A scientific study said in March that Corexit EC9500A was toxic to corals near the BP spill site.
Canadian Environment Minister Leona Aglukkaq proposed in July that energy companies should be allowed to use the product and another spill-treating agent supplied by Nalco, a unit of U.S. environmental and industrial services company Ecolab Inc.
Companies in both countries can already use these dispersants on a restricted basis with permission, but Aglukkaq's proposal would loosen those rules in Canada.
Aglukkaq's department said the substances were not harmful in its tests on a range of species, but it has not yet announced a final decision.
Nalco's website says dispersants are safe and effective, often containing ingredients similar to household cleaning products and cosmetics.
But Temple University biology professor Erik Cordes, who supervised the latest study's lead author, Danielle DeLeo, said the effect on corals could be significant since they provide habitat for other organisms.
"The loss of a foundation species in a community leads to drastic repercussions throughout the ecosystem," Cordes said in an interview.
Aglukkaq's department, the EPA and a spokesman for Minnesota-based Ecolab declined to comment on the study.
The EPA said it was reviewing its own rules about treating spills, based on "lessons learned" from the BP incident, while encouraging development of safer and more effective products.
Former Toronto mayor David Miller, who is president of conservation group WWF-Canada, urged Aglukkaq not approve Corexit 9500A, which he said did not have a reliable enough track record.
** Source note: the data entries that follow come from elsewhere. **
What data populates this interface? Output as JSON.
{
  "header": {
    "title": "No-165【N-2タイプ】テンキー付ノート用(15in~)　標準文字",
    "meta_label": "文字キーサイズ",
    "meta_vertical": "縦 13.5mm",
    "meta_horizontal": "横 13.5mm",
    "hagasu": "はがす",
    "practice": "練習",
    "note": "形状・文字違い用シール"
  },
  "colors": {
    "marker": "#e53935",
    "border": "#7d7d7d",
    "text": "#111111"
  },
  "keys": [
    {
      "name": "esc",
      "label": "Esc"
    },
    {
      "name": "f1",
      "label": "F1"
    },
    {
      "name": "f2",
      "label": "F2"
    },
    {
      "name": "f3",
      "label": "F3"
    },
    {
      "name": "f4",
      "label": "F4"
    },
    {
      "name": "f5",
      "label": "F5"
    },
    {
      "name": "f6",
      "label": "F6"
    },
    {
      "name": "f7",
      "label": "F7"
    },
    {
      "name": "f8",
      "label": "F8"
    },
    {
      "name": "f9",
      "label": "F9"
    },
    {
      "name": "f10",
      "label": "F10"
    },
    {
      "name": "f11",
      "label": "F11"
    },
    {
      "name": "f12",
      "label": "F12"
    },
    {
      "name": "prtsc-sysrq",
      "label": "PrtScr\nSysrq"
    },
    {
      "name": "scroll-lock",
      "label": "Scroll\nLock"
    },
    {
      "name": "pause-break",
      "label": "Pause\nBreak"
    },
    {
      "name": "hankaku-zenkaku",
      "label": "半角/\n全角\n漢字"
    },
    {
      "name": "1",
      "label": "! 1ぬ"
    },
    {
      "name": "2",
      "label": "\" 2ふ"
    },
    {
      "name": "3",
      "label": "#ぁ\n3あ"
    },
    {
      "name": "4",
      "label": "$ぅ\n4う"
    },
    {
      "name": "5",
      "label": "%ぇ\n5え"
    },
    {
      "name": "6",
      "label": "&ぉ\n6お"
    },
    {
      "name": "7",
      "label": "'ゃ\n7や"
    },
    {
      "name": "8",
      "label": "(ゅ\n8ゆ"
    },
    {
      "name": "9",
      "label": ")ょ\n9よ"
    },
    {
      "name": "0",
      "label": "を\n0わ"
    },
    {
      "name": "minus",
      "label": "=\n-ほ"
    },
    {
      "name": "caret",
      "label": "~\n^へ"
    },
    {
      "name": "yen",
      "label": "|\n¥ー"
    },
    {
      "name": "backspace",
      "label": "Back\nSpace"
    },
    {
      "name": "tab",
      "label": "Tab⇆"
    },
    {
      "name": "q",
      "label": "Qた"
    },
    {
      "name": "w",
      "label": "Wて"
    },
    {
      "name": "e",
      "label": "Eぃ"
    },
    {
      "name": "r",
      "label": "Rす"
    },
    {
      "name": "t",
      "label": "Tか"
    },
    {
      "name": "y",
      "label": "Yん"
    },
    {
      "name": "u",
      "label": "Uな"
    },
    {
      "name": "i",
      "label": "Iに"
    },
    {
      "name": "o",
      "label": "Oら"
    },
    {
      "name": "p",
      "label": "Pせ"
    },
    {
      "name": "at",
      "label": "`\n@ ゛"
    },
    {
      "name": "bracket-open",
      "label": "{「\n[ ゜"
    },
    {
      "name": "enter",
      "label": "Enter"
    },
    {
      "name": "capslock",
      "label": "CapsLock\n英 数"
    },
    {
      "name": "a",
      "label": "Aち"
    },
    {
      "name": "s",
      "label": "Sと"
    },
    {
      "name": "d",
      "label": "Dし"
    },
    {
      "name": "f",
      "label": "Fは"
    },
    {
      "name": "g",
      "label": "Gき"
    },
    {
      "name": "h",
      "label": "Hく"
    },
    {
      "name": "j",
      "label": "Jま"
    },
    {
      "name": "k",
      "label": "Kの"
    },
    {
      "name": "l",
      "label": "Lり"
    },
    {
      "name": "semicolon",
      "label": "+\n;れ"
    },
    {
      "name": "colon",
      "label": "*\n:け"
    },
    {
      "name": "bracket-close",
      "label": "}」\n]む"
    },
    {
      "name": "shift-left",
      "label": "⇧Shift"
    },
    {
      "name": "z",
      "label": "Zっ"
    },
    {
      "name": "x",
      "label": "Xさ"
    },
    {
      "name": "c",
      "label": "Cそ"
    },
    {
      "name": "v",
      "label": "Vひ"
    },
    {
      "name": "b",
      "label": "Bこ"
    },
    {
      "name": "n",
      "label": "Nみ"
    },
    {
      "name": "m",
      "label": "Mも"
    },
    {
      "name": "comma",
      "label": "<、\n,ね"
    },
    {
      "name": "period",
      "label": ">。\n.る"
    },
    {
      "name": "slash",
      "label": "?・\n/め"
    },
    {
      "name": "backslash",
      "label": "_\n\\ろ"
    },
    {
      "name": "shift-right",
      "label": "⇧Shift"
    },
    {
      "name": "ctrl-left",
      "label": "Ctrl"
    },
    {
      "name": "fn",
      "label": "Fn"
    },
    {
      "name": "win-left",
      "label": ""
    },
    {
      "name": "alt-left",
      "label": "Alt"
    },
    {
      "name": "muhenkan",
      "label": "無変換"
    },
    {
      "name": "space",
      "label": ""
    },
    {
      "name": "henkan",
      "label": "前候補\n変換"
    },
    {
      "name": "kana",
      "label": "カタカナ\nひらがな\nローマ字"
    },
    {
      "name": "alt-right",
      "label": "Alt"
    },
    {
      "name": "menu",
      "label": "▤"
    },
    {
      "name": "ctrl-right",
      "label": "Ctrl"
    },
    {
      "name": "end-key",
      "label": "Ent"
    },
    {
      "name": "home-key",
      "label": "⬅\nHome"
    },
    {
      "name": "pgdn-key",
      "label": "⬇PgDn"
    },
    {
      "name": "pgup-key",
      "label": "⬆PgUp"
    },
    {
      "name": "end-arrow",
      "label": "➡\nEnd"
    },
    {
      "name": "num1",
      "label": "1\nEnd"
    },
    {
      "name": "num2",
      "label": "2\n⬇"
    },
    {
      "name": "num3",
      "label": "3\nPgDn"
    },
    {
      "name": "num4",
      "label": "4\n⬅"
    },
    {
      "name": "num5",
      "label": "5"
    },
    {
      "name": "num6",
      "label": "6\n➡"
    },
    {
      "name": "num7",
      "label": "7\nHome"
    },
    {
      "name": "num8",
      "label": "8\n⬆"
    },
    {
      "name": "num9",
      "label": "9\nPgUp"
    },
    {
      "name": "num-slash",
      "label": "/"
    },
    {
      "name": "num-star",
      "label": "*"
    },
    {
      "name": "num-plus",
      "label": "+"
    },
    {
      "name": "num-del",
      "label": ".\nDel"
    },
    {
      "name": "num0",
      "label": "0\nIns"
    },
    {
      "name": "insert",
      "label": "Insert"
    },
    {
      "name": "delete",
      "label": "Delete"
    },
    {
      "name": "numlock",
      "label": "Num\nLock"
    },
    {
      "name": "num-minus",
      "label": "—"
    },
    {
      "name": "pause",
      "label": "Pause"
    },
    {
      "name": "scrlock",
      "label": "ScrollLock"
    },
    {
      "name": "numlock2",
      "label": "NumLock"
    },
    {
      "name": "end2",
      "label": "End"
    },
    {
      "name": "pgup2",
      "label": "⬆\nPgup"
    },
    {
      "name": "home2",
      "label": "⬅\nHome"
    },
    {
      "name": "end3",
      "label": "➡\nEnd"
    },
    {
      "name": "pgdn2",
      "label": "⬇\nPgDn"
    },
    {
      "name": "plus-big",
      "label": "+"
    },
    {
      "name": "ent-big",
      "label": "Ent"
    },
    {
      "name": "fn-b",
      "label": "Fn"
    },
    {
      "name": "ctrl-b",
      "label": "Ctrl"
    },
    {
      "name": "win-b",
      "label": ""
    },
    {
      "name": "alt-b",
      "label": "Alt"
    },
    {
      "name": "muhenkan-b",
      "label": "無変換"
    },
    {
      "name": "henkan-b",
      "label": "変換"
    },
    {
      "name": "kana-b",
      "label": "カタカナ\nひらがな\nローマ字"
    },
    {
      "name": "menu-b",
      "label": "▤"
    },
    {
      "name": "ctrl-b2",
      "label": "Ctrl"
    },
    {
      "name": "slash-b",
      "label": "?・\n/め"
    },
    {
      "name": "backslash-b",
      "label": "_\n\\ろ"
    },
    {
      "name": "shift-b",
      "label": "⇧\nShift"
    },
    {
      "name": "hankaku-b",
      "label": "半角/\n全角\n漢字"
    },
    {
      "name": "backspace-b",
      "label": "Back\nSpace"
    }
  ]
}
Writing in a blog, he also said the proposed approval gave a "false impression of a quick fix for oil spills."
Environmentalists and opposition parties have criticized the right-leaning Conservatives in recent years, accusing them of weakening regulation of the energy sector.
The Conservatives, now in the middle of a hotly contested Canadian election campaign, say they are promoting responsible development of the energy industry and that the recent proposal to approve new dispersants would strengthen environmental protection through a "world-class" regulatory system.